In this report, we establish proof-of-principle demonstrating for the first time genetic engineering of a photoautotrophic microorganism for bioremediation of naturally occurring cyanotoxins. In model cyanobacterium Synechocystis sp. PCC 6803 we have heterologously expressed Sphingopyxis sp. USTB-05 microcystinase (MlrA) bearing a 23 amino acid N-terminus secretion peptide from native Synechocystis sp. PCC 6803 PilA (sll1694). The resultant whole cell biocatalyst displayed about 3 times higher activity against microcystin-LR compared to a native MlrA host (Sphingomonas sp. ACM 3962), normalized for optical density. In addition, MlrA activity was found to be almost entirely located in the cyanobacterial cytosolic fraction, despite the presence of the secretion tag, with crude cellular extracts showing MlrA activity comparable to extracts from MlrA expressing E. coli. Furthermore, despite approximately 9.4-fold higher initial MlrA activity of a whole cell E. coli biocatalyst, utilization of a photoautotrophic chassis resulted in prolonged stability of MlrA activity when cultured under semi-natural conditions (using lake water), with the heterologous MlrA biocatalytic activity of the E. coli culture disappearing after 4 days, while the cyanobacterial host displayed activity (3% of initial activity) after 9 days. In addition, the cyanobacterial cell density was maintained over the duration of this experiment while the cell density of the E. coli culture rapidly declined. Lastly, failure to establish a stable cyanobacterial isolate expressing native MlrA (without the N-terminus tag) via the strong cpcB560 promoter draws attention to the use of peptide tags to positively modulate expression of potentially toxic proteins.

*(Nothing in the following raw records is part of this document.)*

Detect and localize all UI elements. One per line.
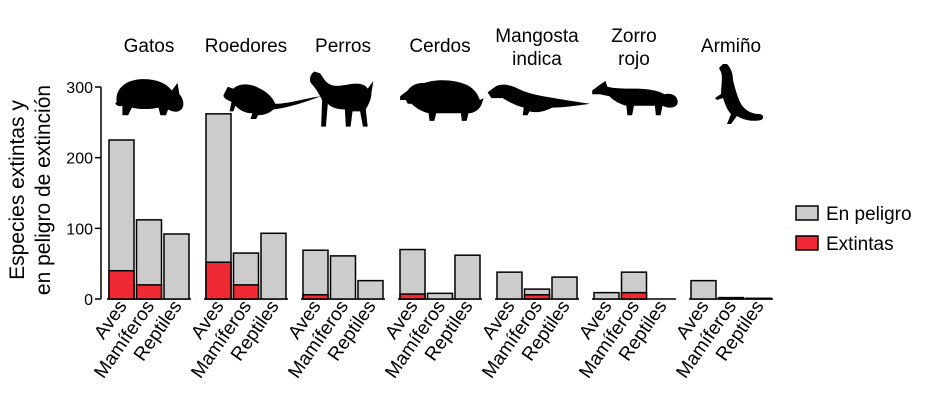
- group-label: indica: [512, 49, 562, 70]
- legend: En peligro Extintas: [795, 204, 912, 255]
- group-label: Roedores: [205, 36, 287, 57]
- y-tick-label: 200: [66, 151, 93, 168]
- stoat-silhouette-icon: [715, 64, 764, 124]
- bar-en-peligro: [454, 254, 481, 300]
- bar-en-peligro: [745, 297, 772, 300]
- bar-en-peligro: [357, 279, 384, 300]
- y-tick-label: 300: [66, 80, 93, 97]
- y-ticks: 0 100 200 300: [66, 80, 101, 309]
- bar-en-peligro: [690, 279, 717, 300]
- legend-label: En peligro: [826, 204, 912, 225]
- legend-swatch: [795, 205, 819, 221]
- fox-silhouette-icon: [592, 81, 678, 116]
- bar-groups: GatosAvesMamíferosReptilesRoedoresAvesMa…: [90, 26, 773, 382]
- bar-extintas: [302, 294, 329, 300]
- legend-swatch: [795, 235, 819, 251]
- group-label: rojo: [618, 49, 650, 70]
- rodent-silhouette-icon: [223, 84, 321, 119]
- group-label: Gatos: [124, 36, 175, 57]
- bar-en-peligro: [260, 232, 287, 300]
- pig-silhouette-icon: [400, 80, 484, 121]
- group-label: Zorro: [611, 26, 656, 47]
- bar-en-peligro: [329, 255, 357, 300]
- bar-extintas: [108, 269, 135, 300]
- group-label: Armiño: [701, 36, 761, 57]
- dog-silhouette-icon: [309, 71, 374, 127]
- mongoose-silhouette-icon: [487, 84, 591, 116]
- bar-en-peligro: [593, 291, 620, 300]
- group-label: Cerdos: [409, 36, 470, 57]
- bar-en-peligro: [399, 248, 426, 300]
- bar-en-peligro: [717, 296, 745, 300]
- bar-extintas: [205, 261, 232, 300]
- y-axis-label-line: en peligro de extinción: [32, 85, 55, 295]
- bar-en-peligro: [551, 276, 578, 300]
- bar-en-peligro: [496, 271, 523, 300]
- bar-en-peligro: [426, 292, 454, 300]
- cat-silhouette-icon: [115, 79, 184, 116]
- bar-extintas: [620, 291, 648, 300]
- y-axis-label: Especies extintas y en peligro de extinci…: [6, 85, 55, 295]
- bar-extintas: [523, 294, 551, 300]
- bar-extintas: [232, 284, 260, 300]
- y-tick-label: 100: [66, 221, 93, 238]
- bar-en-peligro: [163, 233, 190, 300]
- legend-label: Extintas: [826, 234, 894, 255]
- group-label: Mangosta: [495, 26, 579, 47]
- y-axis-label-line: Especies extintas y: [6, 100, 29, 280]
- group-label: Perros: [315, 36, 371, 57]
- bar-extintas: [399, 293, 426, 300]
- bar-extintas: [135, 284, 163, 300]
- y-tick-label: 0: [84, 292, 93, 309]
- bar-en-peligro: [302, 249, 329, 300]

在本报告中，我们建立了原理证明，首次证明了用于自然修复氰毒素的光合自养微生物的基因工程。在模型蓝藻Synechocystis sp。PCC 6803我们已经异源表达了Sphingopyxis sp。USTB-05微囊藻毒素酶（MlrA），带有来自天然Synychocystis sp。的23个氨基酸的N端分泌肽。PCC 6803 PilA（sll1694）。与天然MlrA宿主（鞘氨醇单胞菌）相比，所得的全细胞生物催化剂对微囊藻毒素LR的活性高约3倍。sp。ACM 3962），对光密度进行了标准化。另外，尽管存在分泌标签，发现MlrA活性几乎完全位于蓝细菌胞质部分中，粗细胞提取物显示出与表达MlrA的大肠杆菌提取物相当的MlrA活性。此外，尽管全细胞大肠杆菌生物催化剂的初始MlrA活性提高了约9.4倍，但利用异养MlrA生物催化在半自然条件下（使用湖水）培养时，利用光养养性底盘会延长MlrA活性的稳定性。大肠杆菌的活性4天后，细菌培养消失，而蓝细菌宿主在9天后显示出活性（初始活性的3％）。另外，在该实验过程中保持了蓝细菌的细胞密度，而大肠杆菌培养物的细胞密度迅速下降。最后，未能通过强大的cpcB560启动子建立表达天然MlrA（无N端标签）的稳定蓝细菌分离株，引起了人们对使用肽标签正向调节潜在毒性蛋白表达的关注。